A memory from childhood: I was often assigned the task of flipping the filmstrip to the next frame when we would watch them in school. You remember, right? There would be a recorded story, with a chime, and when the chime dinged, the person manning the little machine (which was supposed to be a reward) was supposed to turn the knob (?) to make it move to the illustration. I vividly remember that not only would I space out and miss the chime--not only would I fail to notice that we'd been on the same frame for way, way too long--not only would I fail to hear my classmates beginning to fidget and complain--but I would only be brought back to the space of the classroom by the whole class of other third-graders chorusing my name in irritated dismay. And even as I was rapidly flipping to the end of the film to try to catch up, I would know with dire, ashamed certainty that it would happen again the next time because there was no way I could keep focused on a task so repetitive and boring for the entire length of a filmstrip. Even as an adult married woman, I would set the oven timer, but not hear it when it went off; I would absently say to Sam, "I wonder why the oven timer hasn't beeped . . ." and he would say, "It's been going off every five minutes for the last fifteen."

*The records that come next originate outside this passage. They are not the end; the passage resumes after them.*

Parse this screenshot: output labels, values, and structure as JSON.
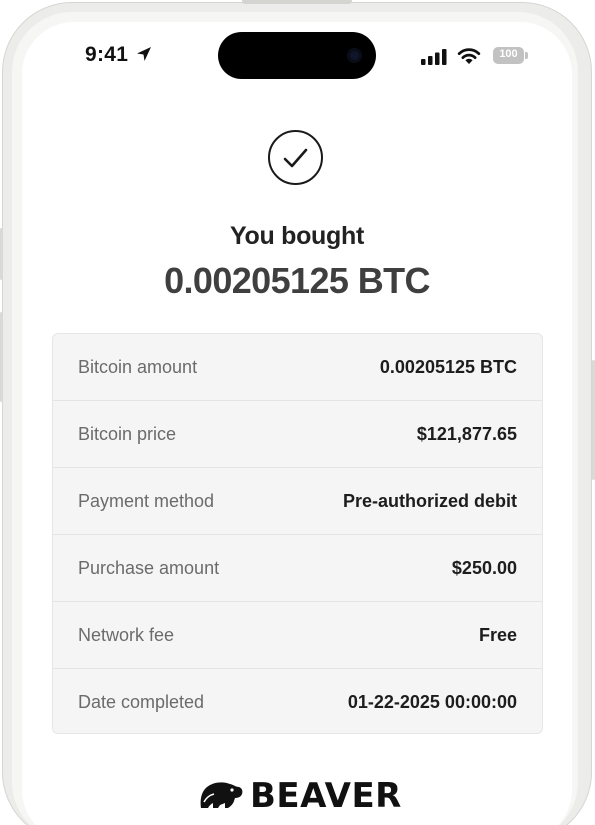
{
  "status_bar": {
    "time": "9:41",
    "battery_level": "100"
  },
  "confirmation": {
    "icon": "check-circle-icon",
    "headline": "You bought",
    "amount": "0.00205125 BTC"
  },
  "details": [
    {
      "label": "Bitcoin amount",
      "value": "0.00205125 BTC"
    },
    {
      "label": "Bitcoin price",
      "value": "$121,877.65"
    },
    {
      "label": "Payment method",
      "value": "Pre-authorized debit"
    },
    {
      "label": "Purchase amount",
      "value": "$250.00"
    },
    {
      "label": "Network fee",
      "value": "Free"
    },
    {
      "label": "Date completed",
      "value": "01-22-2025 00:00:00"
    }
  ],
  "brand": {
    "name": "BEAVER",
    "logo_icon": "beaver-logo-icon"
  }
}
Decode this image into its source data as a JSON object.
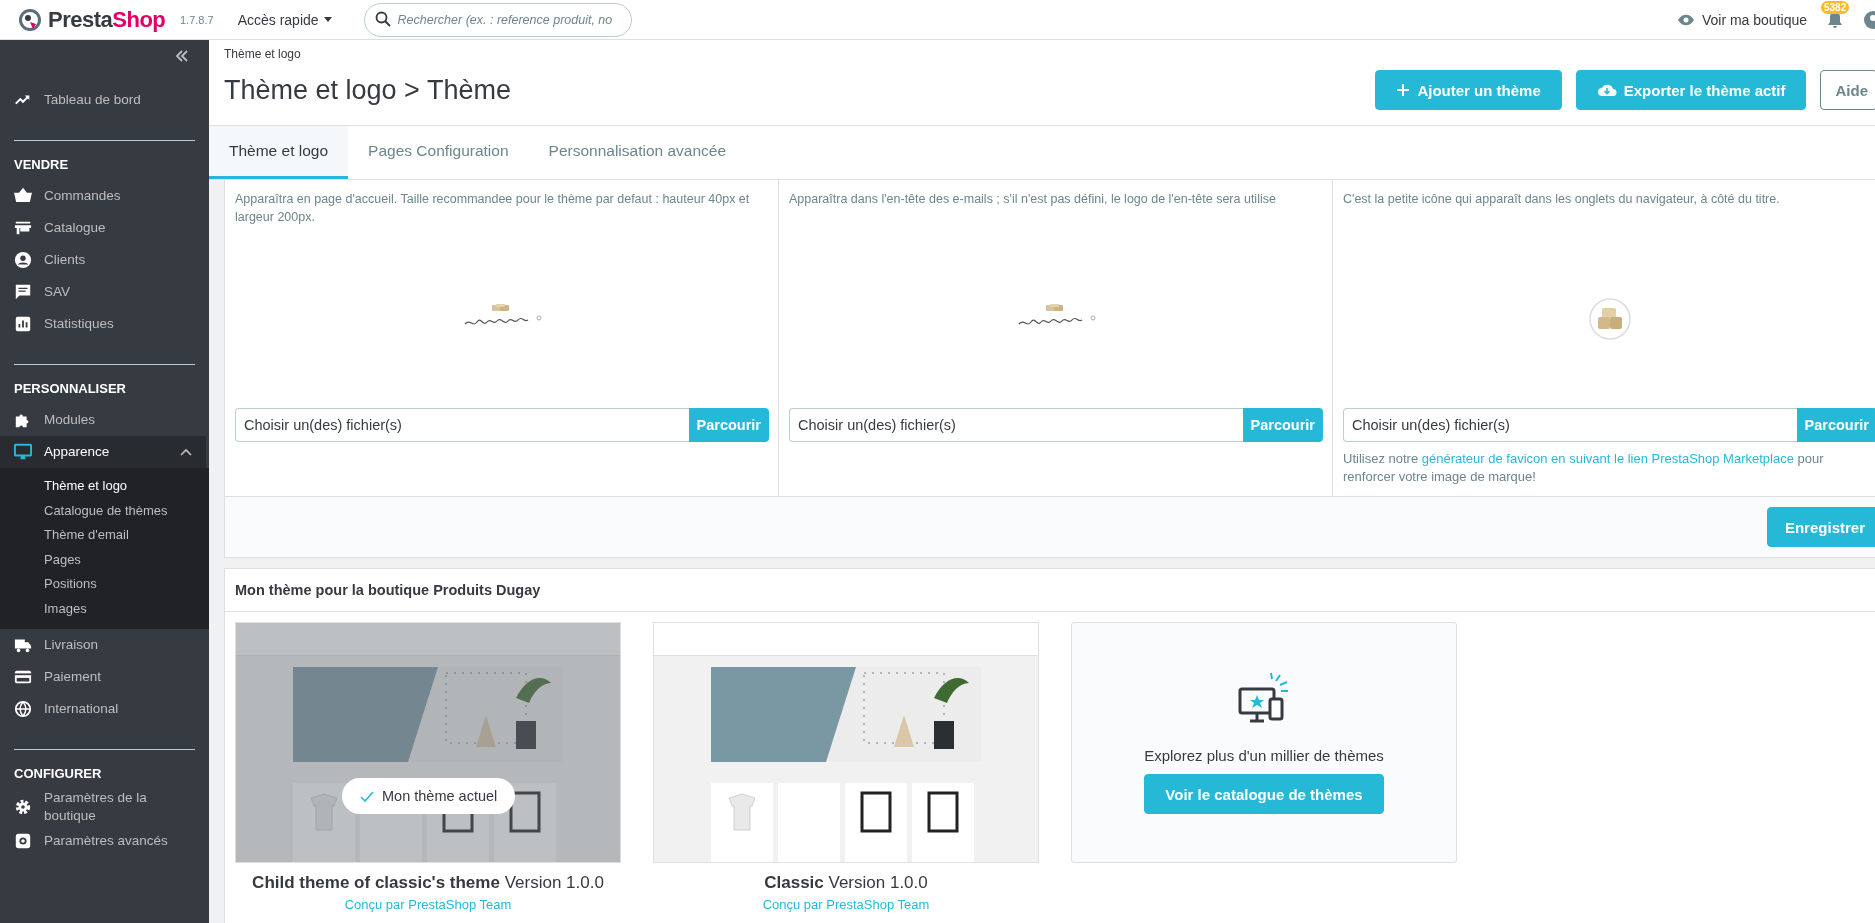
{
  "topbar": {
    "logo_part1": "Presta",
    "logo_part2": "Shop",
    "version": "1.7.8.7",
    "quick_access": "Accès rapide",
    "search": {
      "placeholder": "Rechercher (ex. : reference produit, no"
    },
    "view_shop": "Voir ma boutique",
    "notifications": "5382"
  },
  "sidebar": {
    "sections": [
      {
        "items": [
          {
            "label": "Tableau de bord",
            "selected": false,
            "expanded": false
          }
        ]
      },
      {
        "heading": "VENDRE",
        "items": [
          {
            "label": "Commandes",
            "selected": false,
            "expanded": false
          },
          {
            "label": "Catalogue",
            "selected": false,
            "expanded": false
          },
          {
            "label": "Clients",
            "selected": false,
            "expanded": false
          },
          {
            "label": "SAV",
            "selected": false,
            "expanded": false
          },
          {
            "label": "Statistiques",
            "selected": false,
            "expanded": false
          }
        ]
      },
      {
        "heading": "PERSONNALISER",
        "items": [
          {
            "label": "Modules",
            "selected": false,
            "expanded": false
          },
          {
            "label": "Apparence",
            "selected": true,
            "expanded": true,
            "children": [
              {
                "label": "Thème et logo",
                "selected": true
              },
              {
                "label": "Catalogue de thèmes",
                "selected": false
              },
              {
                "label": "Thème d'email",
                "selected": false
              },
              {
                "label": "Pages",
                "selected": false
              },
              {
                "label": "Positions",
                "selected": false
              },
              {
                "label": "Images",
                "selected": false
              }
            ]
          },
          {
            "label": "Livraison",
            "selected": false,
            "expanded": false
          },
          {
            "label": "Paiement",
            "selected": false,
            "expanded": false
          },
          {
            "label": "International",
            "selected": false,
            "expanded": false
          }
        ]
      },
      {
        "heading": "CONFIGURER",
        "items": [
          {
            "label": "Paramètres de la boutique",
            "selected": false,
            "expanded": false
          },
          {
            "label": "Paramètres avancés",
            "selected": false,
            "expanded": false
          }
        ]
      }
    ]
  },
  "header": {
    "breadcrumb": "Thème et logo",
    "title": "Thème et logo > Thème",
    "buttons": [
      {
        "label": "Ajouter un thème",
        "kind": "add"
      },
      {
        "label": "Exporter le thème actif",
        "kind": "export"
      },
      {
        "label": "Aide",
        "kind": "help"
      }
    ]
  },
  "tabs": [
    {
      "label": "Thème et logo",
      "selected": true
    },
    {
      "label": "Pages Configuration",
      "selected": false
    },
    {
      "label": "Personnalisation avancée",
      "selected": false
    }
  ],
  "uploads": [
    {
      "description": "Apparaîtra en page d'accueil. Taille recommandee pour le thème par defaut : hauteur 40px et largeur 200px.",
      "kind": "logo",
      "file_placeholder": "Choisir un(des) fichier(s)",
      "browse": "Parcourir"
    },
    {
      "description": "Apparaîtra dans l'en-tête des e-mails ; s'il n'est pas défini, le logo de l'en-tête sera utilise",
      "kind": "logo",
      "file_placeholder": "Choisir un(des) fichier(s)",
      "browse": "Parcourir"
    },
    {
      "description": "C'est la petite icône qui apparaît dans les onglets du navigateur, à côté du titre.",
      "kind": "favicon",
      "file_placeholder": "Choisir un(des) fichier(s)",
      "browse": "Parcourir",
      "hint_before": "Utilisez notre ",
      "hint_link": "générateur de favicon en suivant le lien PrestaShop Marketplace",
      "hint_after": " pour renforcer votre image de marque!"
    }
  ],
  "save_button": "Enregistrer",
  "themes_section": {
    "title": "Mon thème pour la boutique Produits Dugay",
    "themes": [
      {
        "name": "Child theme of classic's theme",
        "version": "Version 1.0.0",
        "author": "Conçu par PrestaShop Team",
        "current": true,
        "current_label": "Mon thème actuel"
      },
      {
        "name": "Classic",
        "version": "Version 1.0.0",
        "author": "Conçu par PrestaShop Team",
        "current": false
      }
    ],
    "explore": {
      "text": "Explorez plus d'un millier de thèmes",
      "button": "Voir le catalogue de thèmes"
    }
  }
}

But I have been somewhat brought down to earth, at least in the sense that I check in there more frequently and don't lose such huge swaths of time constantly, by having children. I have not wandered around the grocery store and discovered that nearly two hours have passed since some time before February 29, 2008, and I have not even lost much time at home since Gillian was born. There just isn't time to lose. I am suddenly realizing how other people can be so much more efficient than I am about certain things (JS and Sam, for example). I am realizing that if I stay focused, I too can become someone for whom time is predictable.
I think I may become somewhat less productive--I read not long ago about how disorder can be the most efficient organizing tool in the sense that it permits natural order to emerge, as when you don't organize your files but end up with the most frequently used ones at the top of the heap. But then again, that system wasn't working out as well for me since we've had kids because entropy seems to have accelerated, and my efficient disorder would rapidly become complete and utter chaos (un-ordered tasks would pile up because I couldn't return to them).
So perhaps this adaptation will allow us all to survive. I don't know; I would need some time to drift off into space and think about it.
3 Comments:
wow. I would love to have this happen to me. I am still partly in la-la land. Do you think a second child solves the daydreaming issue for everyone? Great story about the filmstrip chimes. CLASSIC.
very cool talent!
I don't think many people would suspect your frequent jaunts to la-la land. Now, maybe you are rising to the level of efficiency everyone probably always assumed you had.